The Egyptian men had a more complicated process to refine before they successfully produced an acceptable beer. This process was possibly going on at about the same time in China and Babylonia and would later be passed on, by the Egyptians, to the Greeks who taught the Romans their secrets. Turning grain into beer has many more steps than the relatively simple process of bread-making, and took much longer to perfect.
Fermenting, or brewing, is the converting of starch in grain into sugar, then breaking down the sugar into alcohol and carbon dioxide. The grain must first be soaked, but because moisture causes the grain to ferment, causing heat, the soaking grain must be kept cool. The sprouting process develops enzymes that help turn the starch to sugar. Once that is achieved, the grain is heated to stop the sprouting at the proper stage, then crushed to release the starch. Water is added and carefully cooked to turn the starch to sugar. The mixture is then flavored with hops and additional sugars and molasses are added. As the mixture cools, yeast is added, which converts the sugars to alcohol and carbon dioxide. The yeast, a living fungus, is skimmed off and the liquid is stored in casks for aging. We now have beer. Is it any wonder those guys were late for supper so often? It must have taken ages, and a whole lot of failed experiments to figure out that complicated process. And no doubt, a few humdinger headaches as well.

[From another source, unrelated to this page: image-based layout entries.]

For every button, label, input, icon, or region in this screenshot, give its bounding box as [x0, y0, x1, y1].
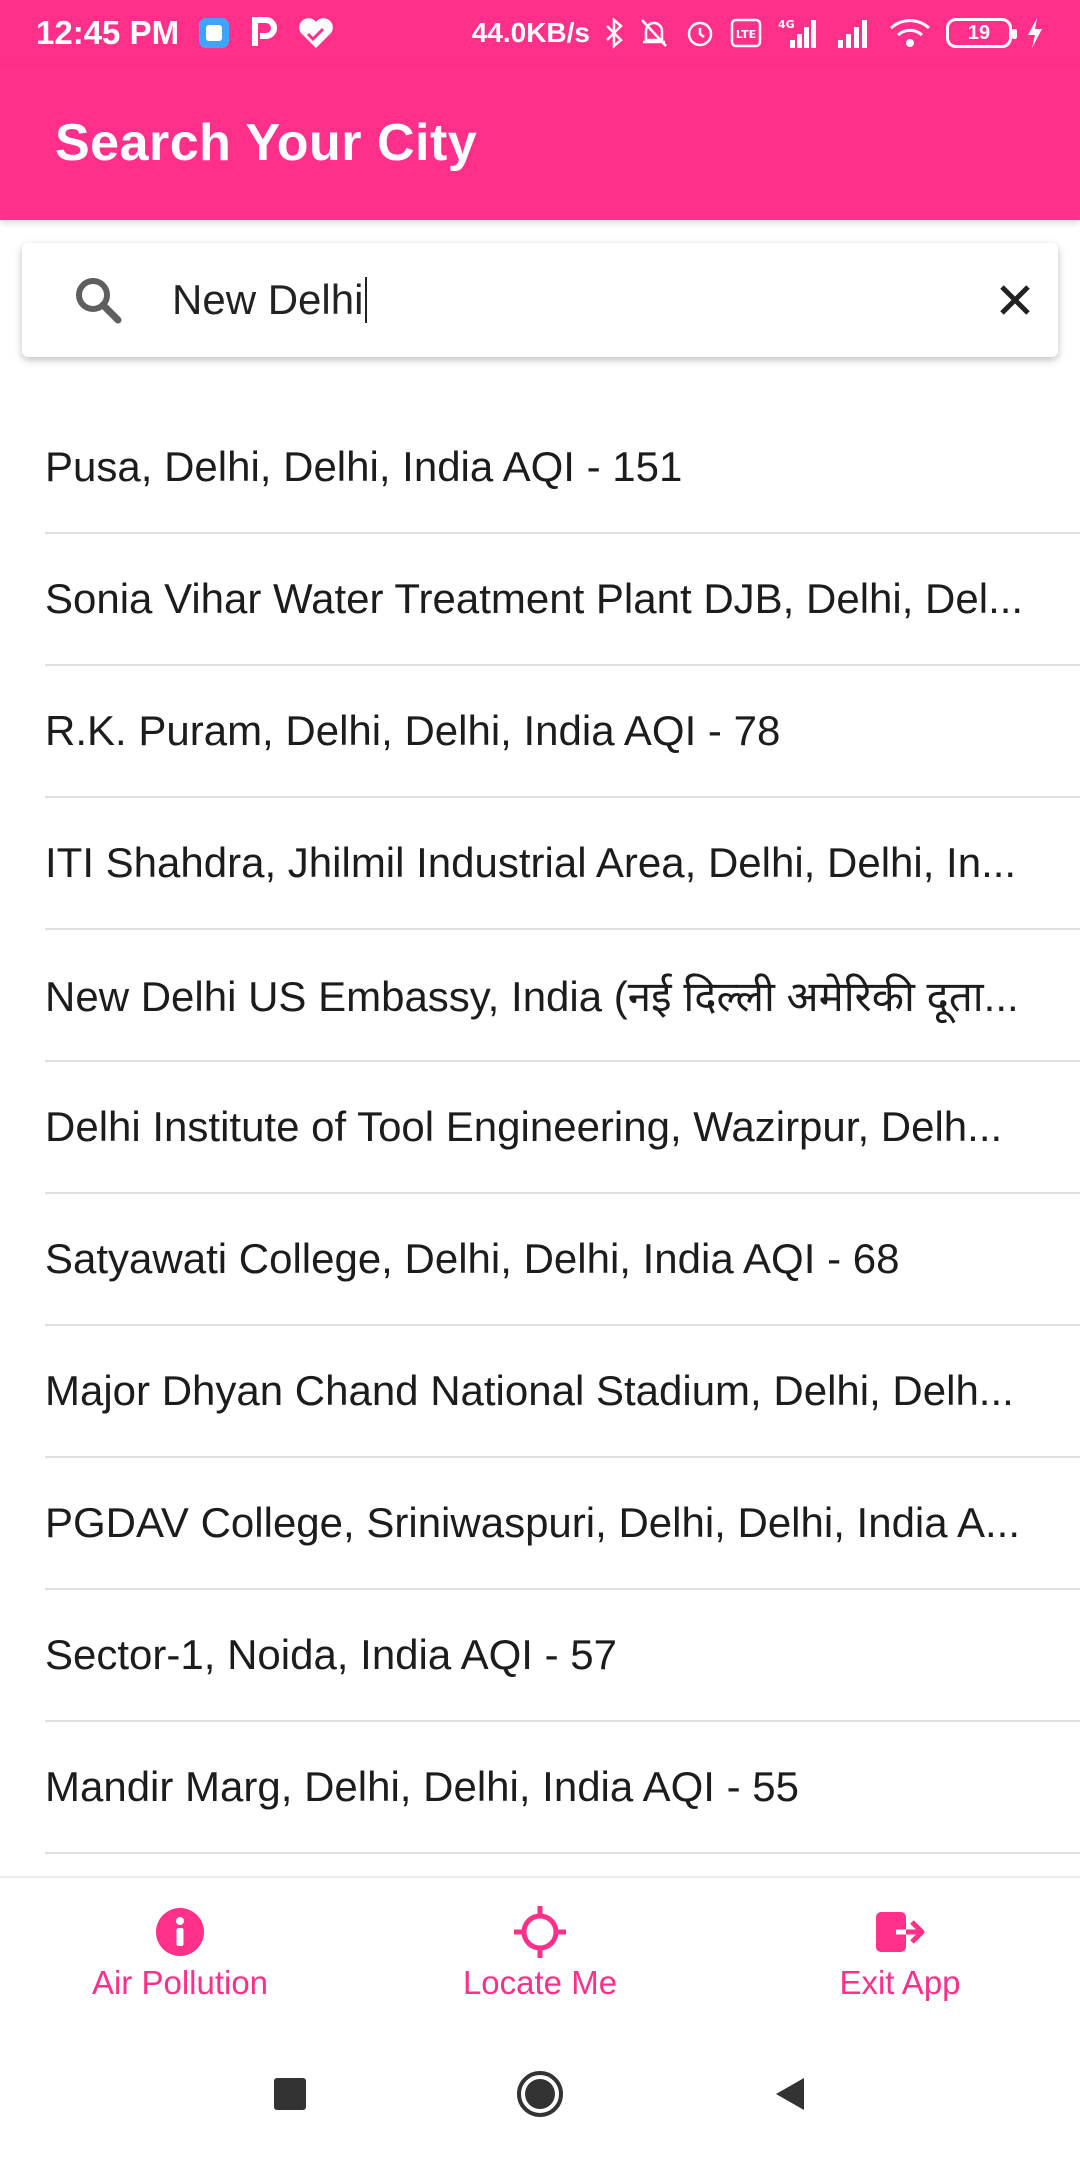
- list-item-label: Pusa, Delhi, Delhi, India AQI - 151: [45, 443, 683, 490]
- nav-label-air-pollution: Air Pollution: [91, 1964, 269, 2001]
- status-bar: 12:45 PM 44.0KB/s LTE 4G 19: [0, 0, 1080, 66]
- nav-label-locate-me: Locate Me: [462, 1964, 618, 2001]
- list-item-label: New Delhi US Embassy, India (नई दिल्ली अ…: [45, 972, 1019, 1020]
- list-item[interactable]: Satyawati College, Delhi, Delhi, India A…: [45, 1194, 1080, 1326]
- system-nav-bar: [0, 2028, 1080, 2160]
- bluetooth-icon: [604, 16, 624, 50]
- list-item-label: Sonia Vihar Water Treatment Plant DJB, D…: [45, 575, 1024, 622]
- network-speed: 44.0KB/s: [471, 17, 590, 48]
- signal-icon: [834, 16, 874, 50]
- page-title: Search Your City: [55, 114, 478, 172]
- search-input[interactable]: New Delhi: [172, 265, 952, 335]
- search-icon: [70, 272, 126, 328]
- app-notification-icon: [197, 16, 231, 50]
- list-item-label: R.K. Puram, Delhi, Delhi, India AQI - 78: [45, 707, 781, 754]
- back-icon[interactable]: [760, 2064, 820, 2124]
- status-left: 12:45 PM: [36, 14, 335, 52]
- wifi-icon: [888, 16, 932, 50]
- signal-4g-icon: 4G: [776, 16, 820, 50]
- status-time: 12:45 PM: [36, 14, 180, 51]
- list-item[interactable]: Pusa, Delhi, Delhi, India AQI - 151: [45, 402, 1080, 534]
- info-icon: [152, 1904, 208, 1960]
- list-item-label: Sector-1, Noida, India AQI - 57: [45, 1631, 617, 1678]
- heart-notification-icon: [297, 16, 335, 50]
- locate-icon: [512, 1904, 568, 1960]
- list-item[interactable]: ITI Shahdra, Jhilmil Industrial Area, De…: [45, 798, 1080, 930]
- list-item-label: Mandir Marg, Delhi, Delhi, India AQI - 5…: [45, 1763, 799, 1810]
- paytm-notification-icon: [249, 16, 279, 50]
- svg-text:LTE: LTE: [736, 28, 756, 41]
- text-caret: [365, 277, 368, 323]
- charging-icon: [1026, 16, 1044, 50]
- list-item-label: Delhi Institute of Tool Engineering, Waz…: [45, 1103, 1003, 1150]
- list-item-label: Major Dhyan Chand National Stadium, Delh…: [45, 1367, 1014, 1414]
- mute-bell-icon: [638, 16, 670, 50]
- nav-air-pollution[interactable]: Air Pollution: [0, 1878, 360, 2028]
- svg-text:4G: 4G: [778, 18, 795, 31]
- status-right: 44.0KB/s LTE 4G 19: [472, 16, 1044, 50]
- list-item-label: PGDAV College, Sriniwaspuri, Delhi, Delh…: [45, 1499, 1020, 1546]
- list-item[interactable]: PGDAV College, Sriniwaspuri, Delhi, Delh…: [45, 1458, 1080, 1590]
- search-bar[interactable]: New Delhi: [22, 243, 1058, 357]
- list-item[interactable]: Mandir Marg, Delhi, Delhi, India AQI - 5…: [45, 1722, 1080, 1854]
- list-item[interactable]: R.K. Puram, Delhi, Delhi, India AQI - 78: [45, 666, 1080, 798]
- list-item-label: ITI Shahdra, Jhilmil Industrial Area, De…: [45, 839, 1017, 886]
- volte-icon: LTE: [730, 18, 762, 48]
- nav-label-exit-app: Exit App: [839, 1964, 961, 2001]
- nav-exit-app[interactable]: Exit App: [720, 1878, 1080, 2028]
- list-item-label: Satyawati College, Delhi, Delhi, India A…: [45, 1235, 900, 1282]
- clear-search-icon[interactable]: [988, 273, 1042, 327]
- exit-icon: [872, 1904, 928, 1960]
- list-item[interactable]: Major Dhyan Chand National Stadium, Delh…: [45, 1326, 1080, 1458]
- screen: 12:45 PM 44.0KB/s LTE 4G 19 Search Your …: [0, 0, 1080, 2160]
- list-item[interactable]: Sonia Vihar Water Treatment Plant DJB, D…: [45, 534, 1080, 666]
- list-item[interactable]: New Delhi US Embassy, India (नई दिल्ली अ…: [45, 930, 1080, 1062]
- battery-level: 19: [967, 21, 991, 44]
- alarm-icon: [684, 16, 716, 50]
- results-list: Pusa, Delhi, Delhi, India AQI - 151 Soni…: [0, 402, 1080, 1854]
- home-icon[interactable]: [510, 2064, 570, 2124]
- search-input-value: New Delhi: [172, 276, 364, 323]
- nav-locate-me[interactable]: Locate Me: [360, 1878, 720, 2028]
- list-item[interactable]: Delhi Institute of Tool Engineering, Waz…: [45, 1062, 1080, 1194]
- list-item[interactable]: Sector-1, Noida, India AQI - 57: [45, 1590, 1080, 1722]
- app-bar: Search Your City: [0, 66, 1080, 220]
- battery-indicator: 19: [946, 18, 1017, 48]
- recents-icon[interactable]: [260, 2064, 320, 2124]
- bottom-nav: Air Pollution Locate Me Exit App: [0, 1876, 1080, 2028]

Even though the Greeks and Romans learned the process from the Egyptians, they preferred wine, which is a much simpler process. In fact, grapes know how to make wine all by themselves with no help at all from people. Grapes left on the vine will ferment into tiny globules of wine under the right conditions, as witnessed by the number of drunken robins I’ve seen some springs when the robins return while the ground is still frozen and there are few grubs or insects for the birds. Busy staking out territory, building nests, and selecting mates, the robins are forced to eat whatever is available at the time. Since the males usually return first, I tend to think of their antics among the grape vines as a sort of bachelor party.
I’ve noticed that the grain fermentation process can occur accidentally in bird feeders and have a similar affect on feeding birds. A friend of mine was in the habit of filling one of his bird feeders with cracked corn which is enjoyed by many of the ground-feeding birds. A long spell of mild, wet weather caused the corn to become damp and begin to ferment. Before long, my friend’s bird-feeder guests were exhibiting signs of inebriation and crashing into the side of his garage, missing branches on which they attempted to perch, stumbling drunkenly across the lawn. The grain hadn’t yet come near to being beer, though. It was probably a lot closer to moonshine.